Chaque jour est un autre, nouveau, « cicatrice » du précédent, trace de celui qui suivra. Où il faut tout réinventer, sans autre choix que de le prendre en charge et s’y aventurer, comme on marche en terre nouvelle, et réhabituer ses yeux à la lumière, ré-accommoder son regard à ce qui constitue l’énigme du Réel. Comme au sortir de la pénombre ou des mauvais rêves des hommes, on doit d’abord se confronter à ce qui nous aveugle d’évidence, et qui est la beauté du monde dans sa simplicité première. Chaque matin,
« Il faut dénouer l’aube
comme un ciel s’éventre au palmier voyageur. »
Le monde est là, qu’il faut tenter de « ressaisir » et de ré-habiter. Y retrouver sa place, essayer d’y inscrire le fragile de sa présence, d’y rebâtir un provisoire nid que le vent, on le sait, risquera de jeter à terre, mais un nid grand ouvert sur l’espace du ciel et les quatre fenêtres de l’horizon.
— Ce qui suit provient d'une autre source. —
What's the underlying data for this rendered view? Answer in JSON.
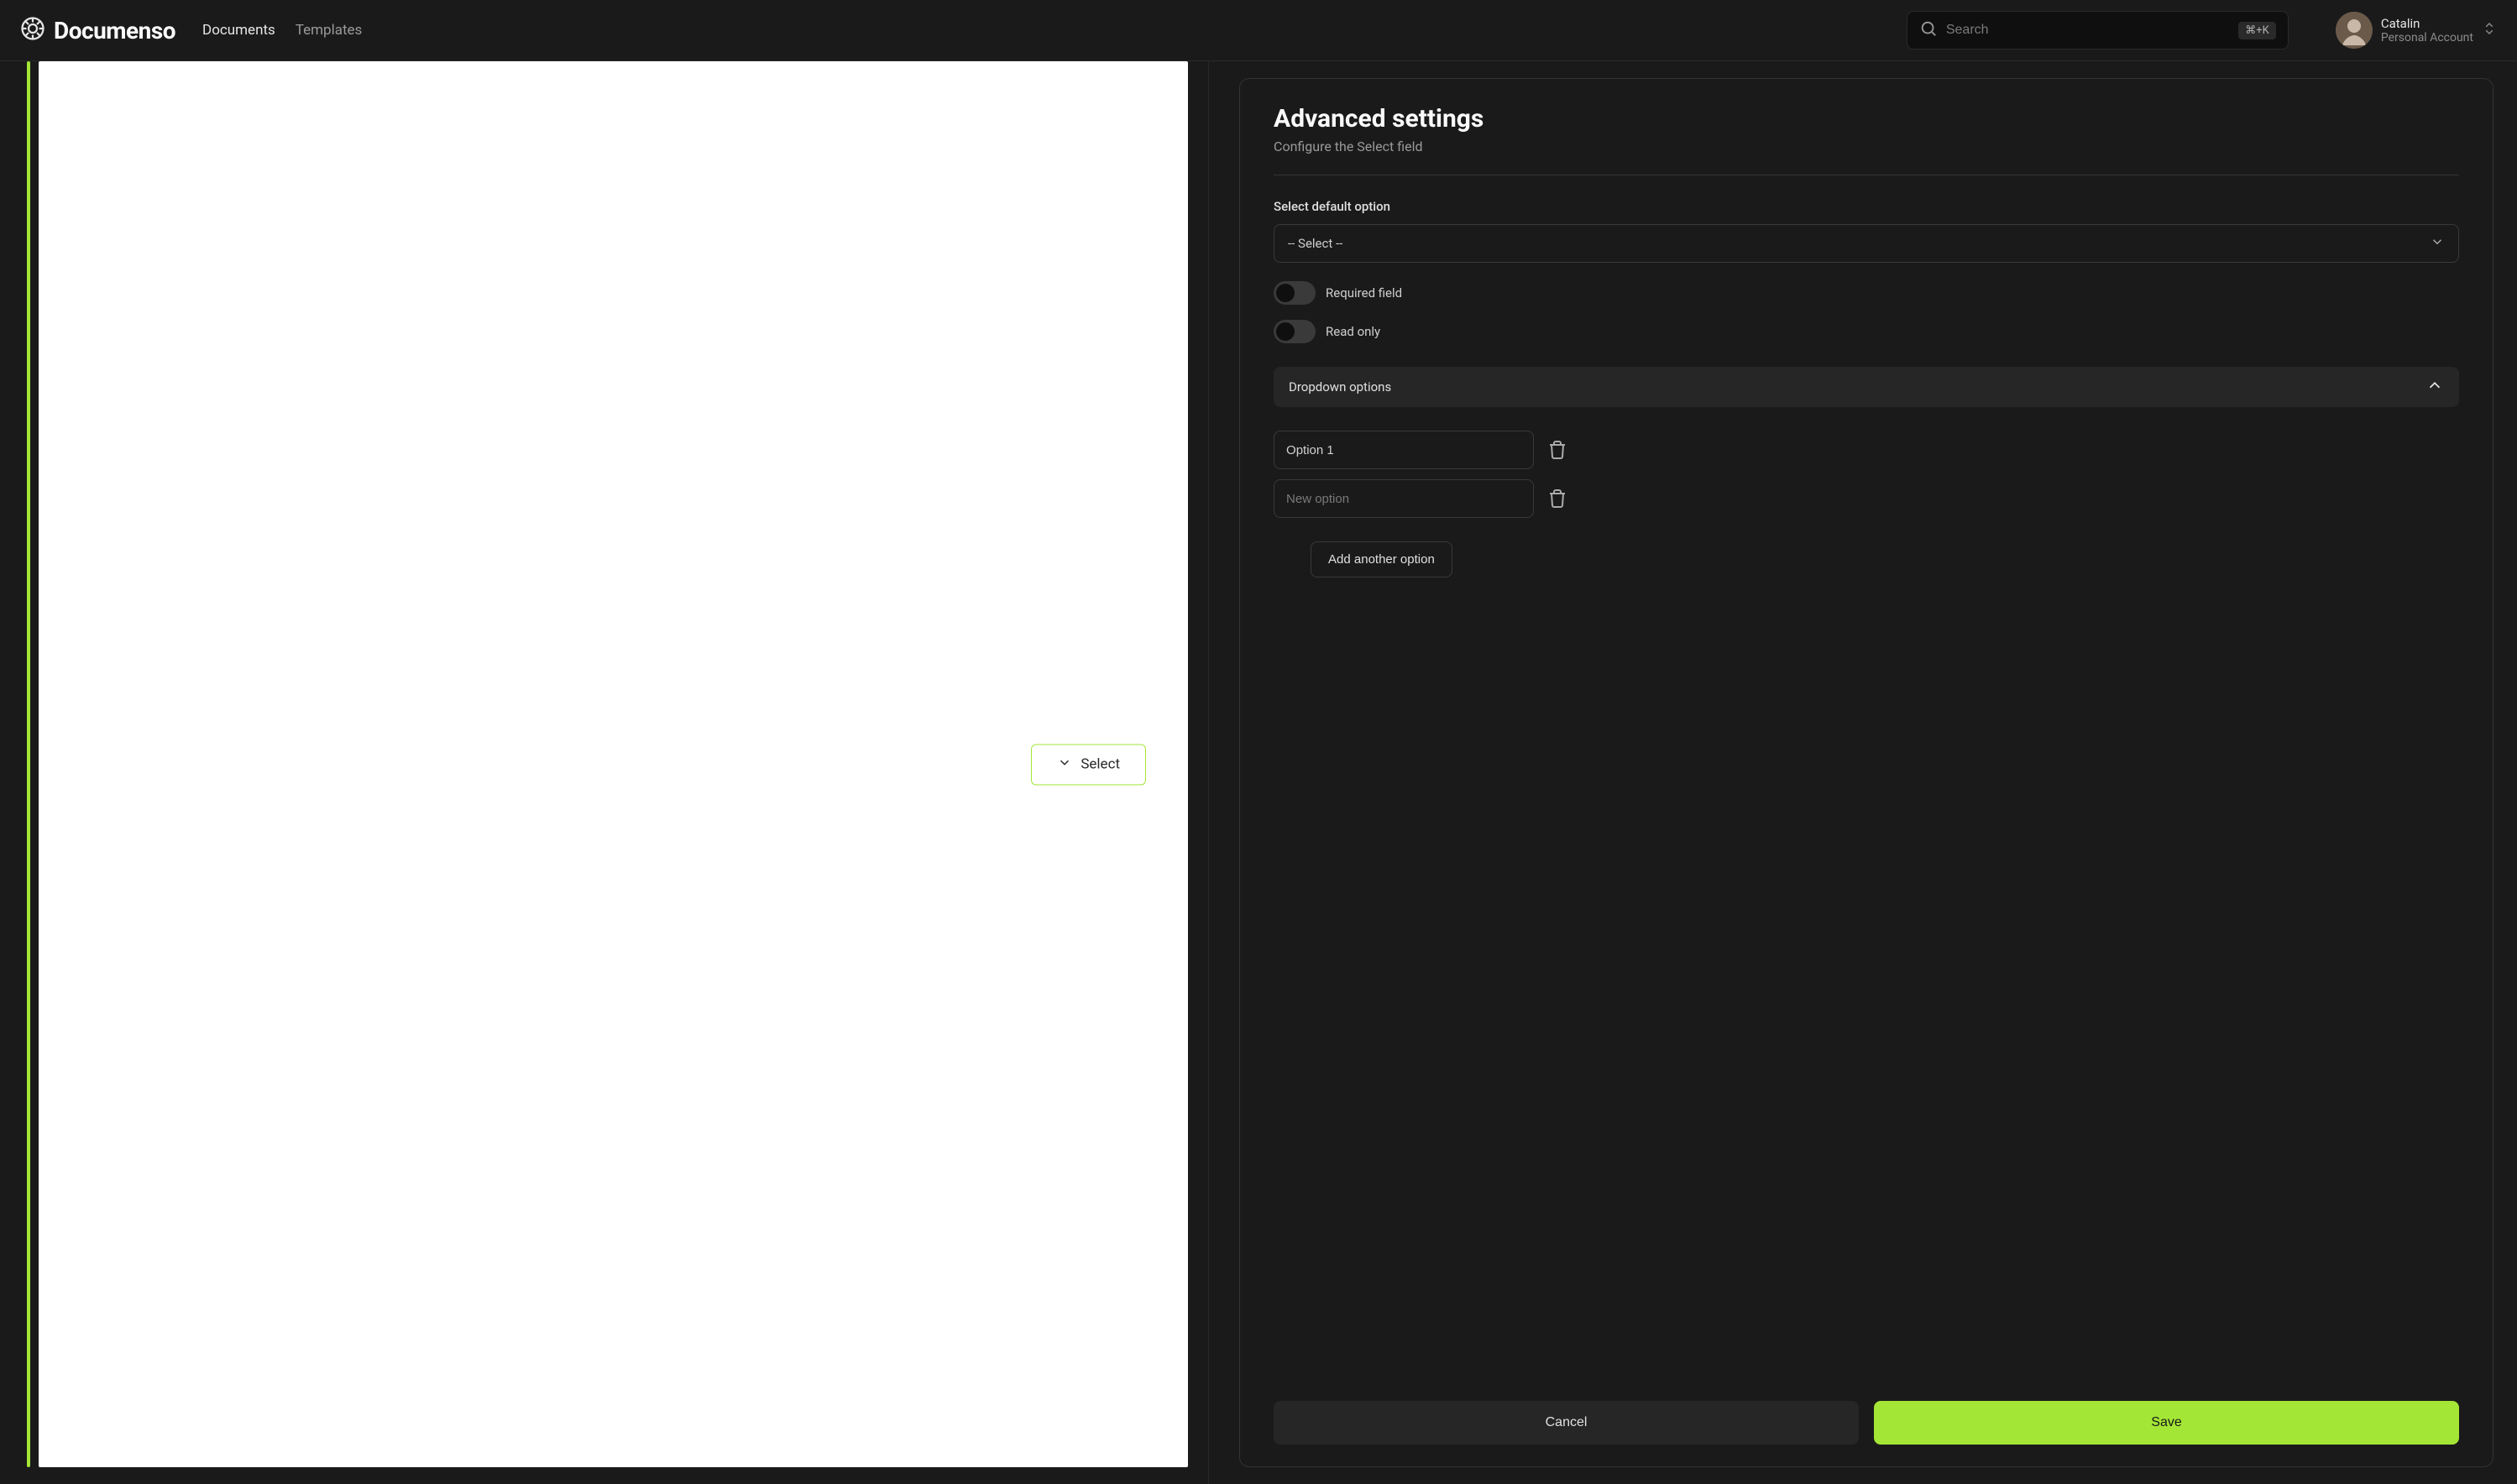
{
  "header": {
    "brand": "Documenso",
    "nav": {
      "documents": "Documents",
      "templates": "Templates"
    },
    "search": {
      "placeholder": "Search",
      "shortcut": "⌘+K"
    },
    "account": {
      "name": "Catalin",
      "sub": "Personal Account"
    }
  },
  "docField": {
    "label": "Select"
  },
  "panel": {
    "title": "Advanced settings",
    "subtitle": "Configure the Select field",
    "defaultOption": {
      "label": "Select default option",
      "value": "-- Select --"
    },
    "toggles": {
      "required": "Required field",
      "readonly": "Read only"
    },
    "dropdown": {
      "header": "Dropdown options",
      "options": [
        {
          "value": "Option 1"
        },
        {
          "value": "",
          "placeholder": "New option"
        }
      ],
      "addLabel": "Add another option"
    },
    "buttons": {
      "cancel": "Cancel",
      "save": "Save"
    }
  }
}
On peut alors :
« Imaginer
trois marches empilées dans le paysage
D’un côté, du blé
coiffé en brosse par le vent
De l’autre, des lavandes moussues
ou peut-être la mer […]
Imaginer une porte en bois
hissée bleue sur les marches
Aucun mur n’est bâti autour
ni alentour
C’est une chose heureuse
Habiter le seuil d’une porte ouverte
adossée à la lumière »
Mais « habiter le seuil », ce n’est pas se tenir à la marge du monde, en lisière du temps et des choses, c’est seulement faire le choix d’assumer que l’on est toujours de passage, dans le Temps sans limites du Monde comme dans les lieux de la Terre, en halte provisoire et en continuel cheminement vers ce qui nous appelle, nous attend, plus loin, « ailleurs », et de se définir dans « l’être-ici » comme en durable transhumance.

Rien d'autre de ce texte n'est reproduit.